Alexandre Umpierrez Amaral PhD1*, Cristiane Cecatto MSc2, Alessandro Wajner PhD2, Janaína Camacho da Silva PhD2, Kaleb Pinto Spannenberger2, Moacir Wajner MD, PhD2,3
1Departamento de Ciências Biológicas, Universidade Regional Integrada do Alto Uruguai e das Missões, Erechim, RS, Brazil
2Departamento de Bioquímica, Instituto de Ciências Básicas da Saúde, Universidade
Federal do Rio Grande do Sul, Porto Alegre, RS, Brazil
3Serviço de Genética Médica, Hospital de Clínicas de Porto Alegre, Porto Alegre, RS, Brazil
* e-mail: firstname.lastname@example.org; Tel: +55 51 998378489
Cis-5-tetradecenoic (Cis-5) and myristic (Myr) acids are accumulated in tissues of very long-chain acyl-CoA dehydrogenase (VLCAD) deficient patients who usually manifest recurrent rhabdomyolysis, cardiomyopathy and hepatopathy. Symptomatology is usually worsen during episodes of metabolic decompensation, in which the body concentrations of the accumulating metabolites rapidly increase, suggesting toxicity of these fatty acids. Therefore, the present work investigated the effects of Cis-5 and Myr (10-30 µM) on energy and calcium homeostasis in mitochondrial preparations from skeletal muscle from 30-day-old Wistar rats supplemented with exogenous calcium (30
µM).

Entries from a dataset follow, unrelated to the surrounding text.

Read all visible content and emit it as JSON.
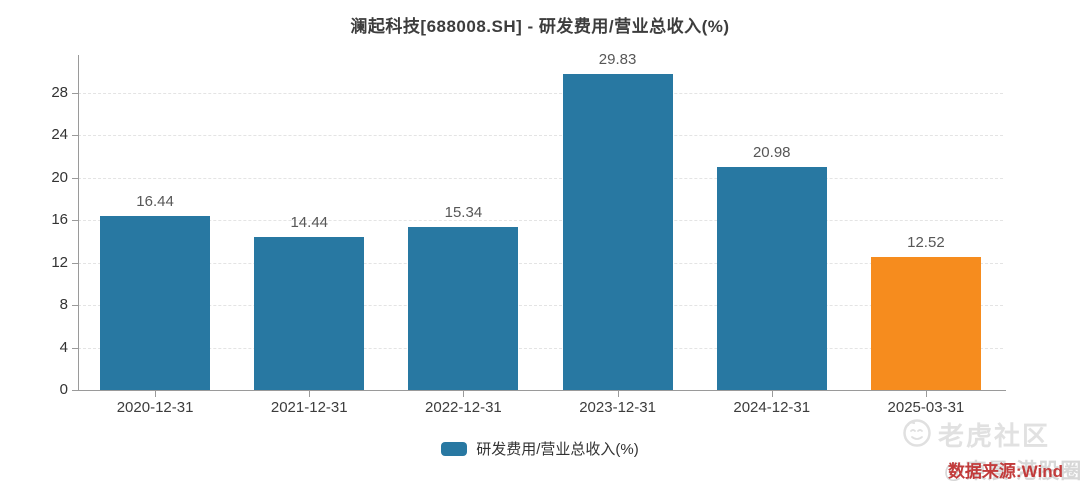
{
  "title": "澜起科技[688008.SH] - 研发费用/营业总收入(%)",
  "chart_data": {
    "type": "bar",
    "title": "澜起科技[688008.SH] - 研发费用/营业总收入(%)",
    "categories": [
      "2020-12-31",
      "2021-12-31",
      "2022-12-31",
      "2023-12-31",
      "2024-12-31",
      "2025-03-31"
    ],
    "series": [
      {
        "name": "研发费用/营业总收入(%)",
        "values": [
          16.44,
          14.44,
          15.34,
          29.83,
          20.98,
          12.52
        ],
        "value_labels": [
          "16.44",
          "14.44",
          "15.34",
          "29.83",
          "20.98",
          "12.52"
        ]
      }
    ],
    "bar_colors": [
      "#2878a2",
      "#2878a2",
      "#2878a2",
      "#2878a2",
      "#2878a2",
      "#f68c1e"
    ],
    "xlabel": "",
    "ylabel": "",
    "ylim": [
      0,
      28
    ],
    "yticks": [
      0,
      4,
      8,
      12,
      16,
      20,
      24,
      28
    ],
    "grid": true,
    "grid_style": "dashed",
    "legend_label": "研发费用/营业总收入(%)",
    "legend_position": "bottom-center",
    "legend_swatch_color": "#2878a2"
  },
  "footer": {
    "source_note": "数据来源:Wind",
    "source_note_color": "#c23b3b"
  },
  "watermarks": {
    "community": "老虎社区",
    "community_icon": "tiger-logo-icon",
    "user": "@東晨 港股圈"
  },
  "colors": {
    "bar_teal": "#2878a2",
    "bar_orange": "#f68c1e",
    "axis_line": "#9a9a9a",
    "gridline": "#e4e4e4",
    "title_text": "#3d3d3d",
    "tick_text": "#333333",
    "value_label_text": "#575757",
    "watermark_grey": "#dedede",
    "background": "#ffffff"
  }
}
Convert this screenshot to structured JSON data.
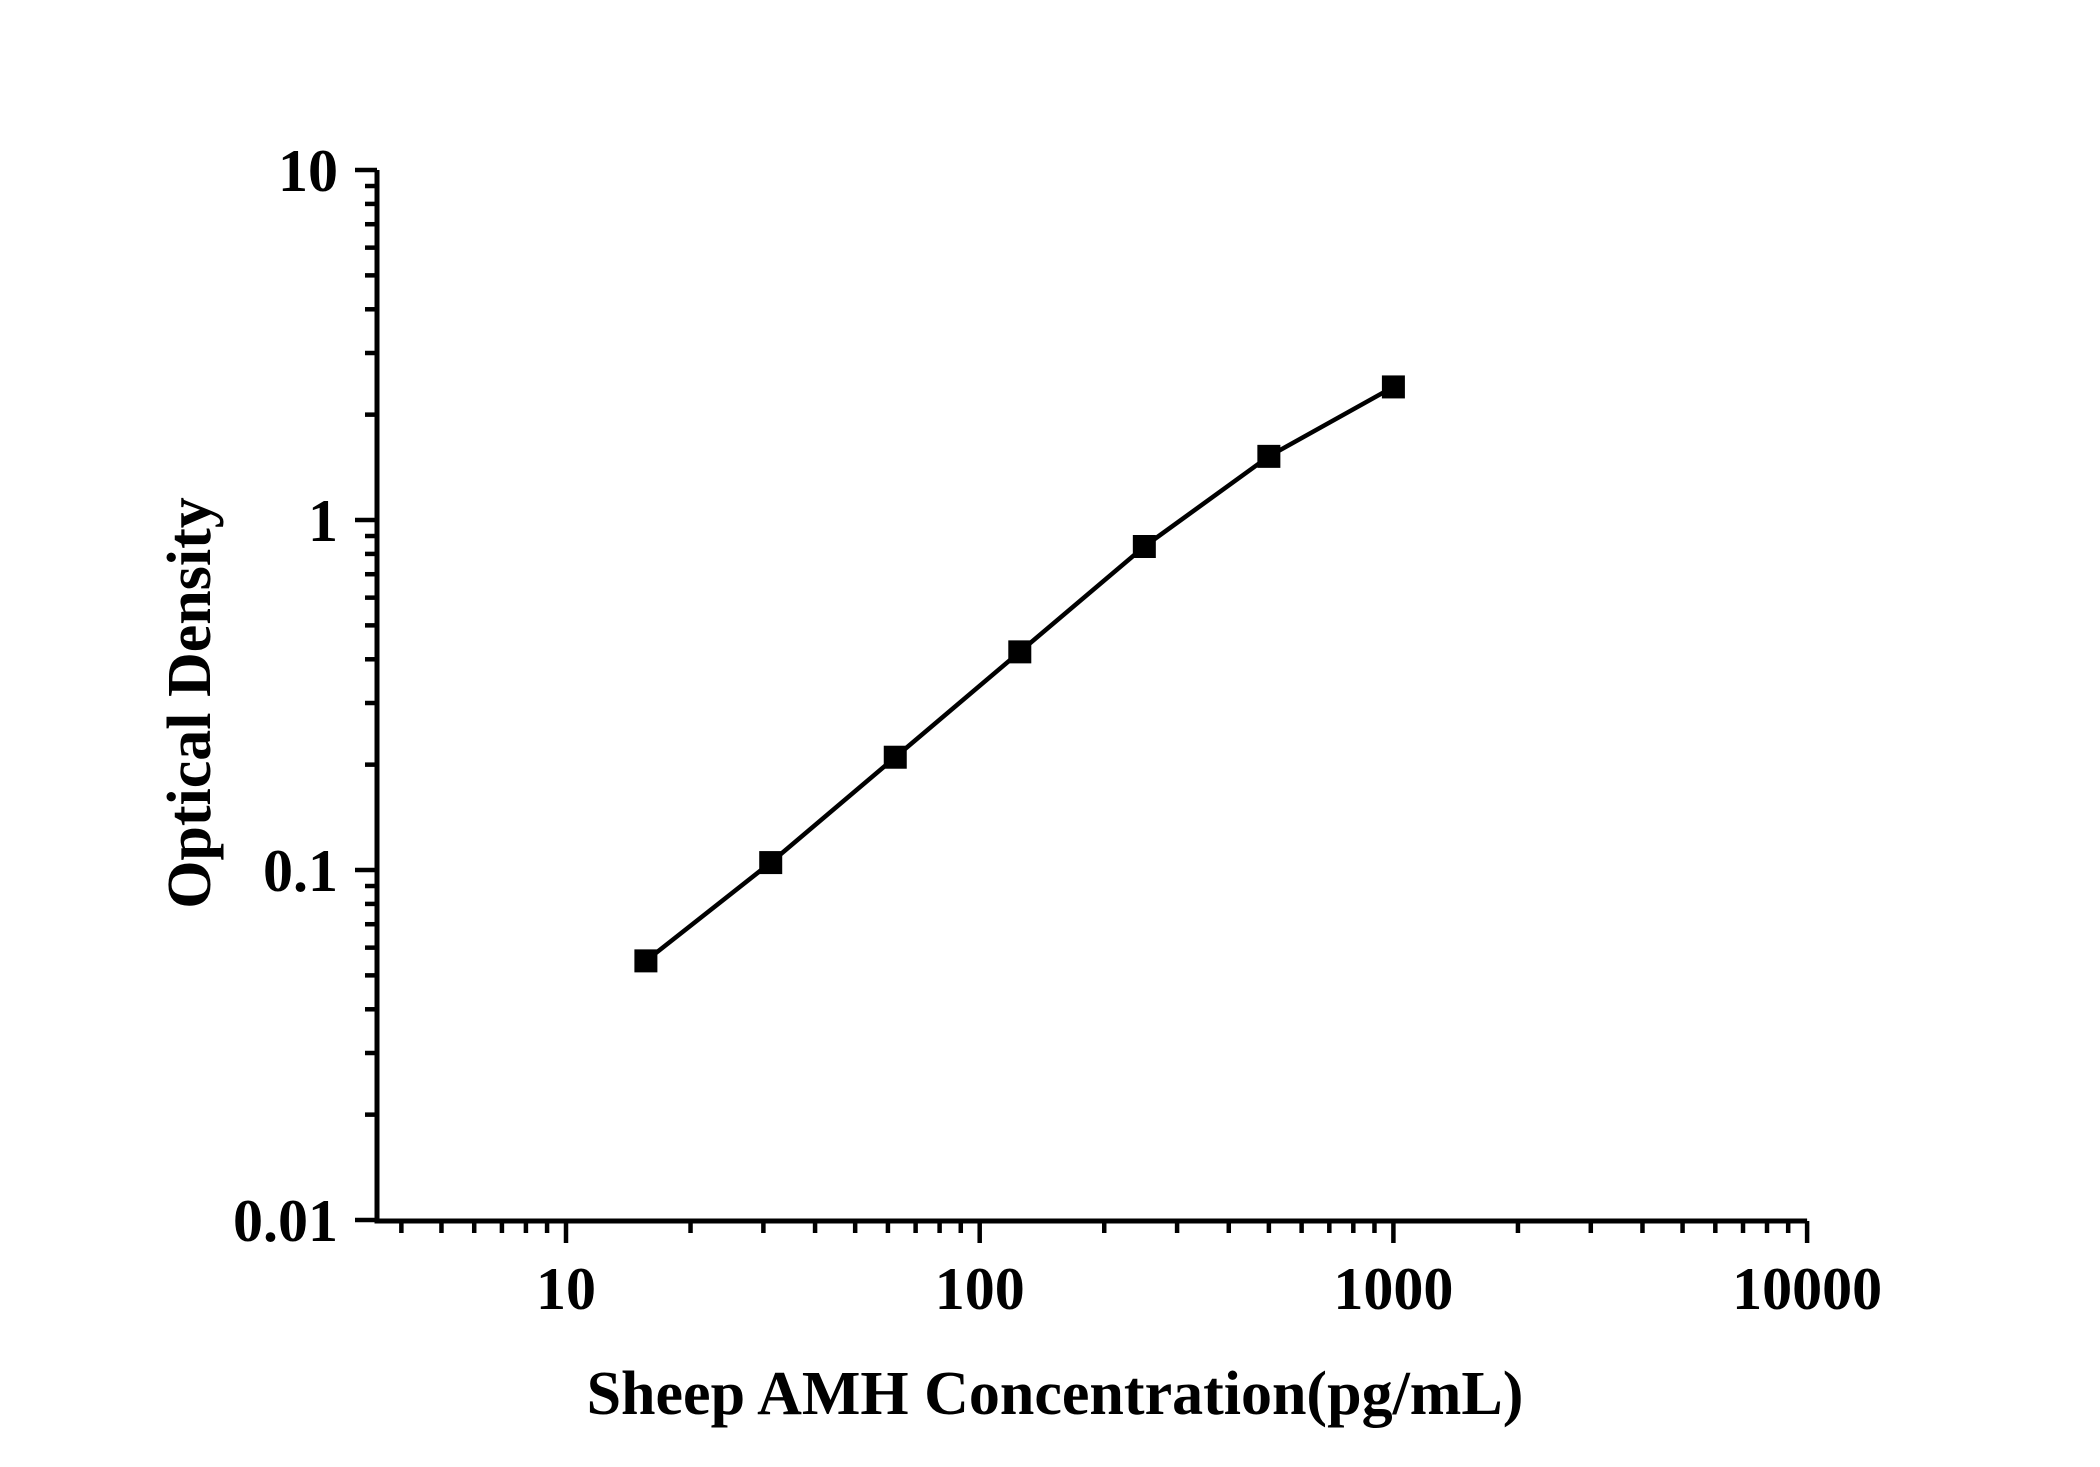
{
  "colors": {
    "foreground": "#000000",
    "background": "#ffffff"
  },
  "chart_data": {
    "type": "line",
    "title": "",
    "xlabel": "Sheep AMH Concentration(pg/mL)",
    "ylabel": "Optical Density",
    "grid": false,
    "legend": false,
    "x_axis": {
      "scale": "log",
      "range": [
        3.5,
        10000
      ],
      "tick_values": [
        10,
        100,
        1000,
        10000
      ],
      "tick_labels": [
        "10",
        "100",
        "1000",
        "10000"
      ],
      "minor_ticks": "log-subdecades"
    },
    "y_axis": {
      "scale": "log",
      "range": [
        0.01,
        10
      ],
      "tick_values": [
        10,
        1,
        0.1,
        0.01
      ],
      "tick_labels": [
        "10",
        "1",
        "0.1",
        "0.01"
      ],
      "minor_ticks": "log-subdecades"
    },
    "series": [
      {
        "name": "standard-curve",
        "marker": "filled-square",
        "line": "solid",
        "color": "#000000",
        "x": [
          15.6,
          31.25,
          62.5,
          125,
          250,
          500,
          1000
        ],
        "y": [
          0.055,
          0.105,
          0.21,
          0.42,
          0.84,
          1.52,
          2.4
        ]
      }
    ]
  }
}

Our data showed that Cis-5 and Myr significantly decreased mitochondrial membrane potential (ΔΨm) in the absence of calcium in glutamate/malate-supported mitochondria. Furthermore, this effect was more intense after calcium supplementation. On the other hand, Cis-5 and Myr-induced ΔΨm dissipation was less evident in pyruvate/malate supported mitochondria. We also observed that Cis-5 and Myr-induced collapse of ΔΨm in calcium-loaded mitochondria was prevented by cyclosporine A (CsA) plus ADP (inhibitors of mitochondrial permeability transition, mPT) and by ruthenium red (RR – inhibitor of mitochondrial calcium uniporter), indicating the involvement of mPT pore opening and the importance of calcium in this effect. Cis-5 and Myr also markedly decreased mitochondrial NAD(P)H content and calcium retention capacity, which were prevented by CsA, confirming mPT pore opening induction. Taken together, our data indicate that the major fatty acids accumulating in VLCAD deficiency severely disturb mitochondrial energy and calcium homeostasis in
skeletal muscle probably due to mPT induction. It is postulated that our present data may contribute to further explain the pathogenesis of the rhabdomyolysis presented by VLCAD deficient patients especially during metabolic decompensation.
Financial support: PROPESQ/UFRGS, FAPERGS and CNPq.
Keywords: very-long-chain acyl-CoA dehydrogenase deficiency; rhabdomyolysis; mitochondrial energy homeostasis; mitochondrial calcium homeostasis; mitochondrial permeability transition.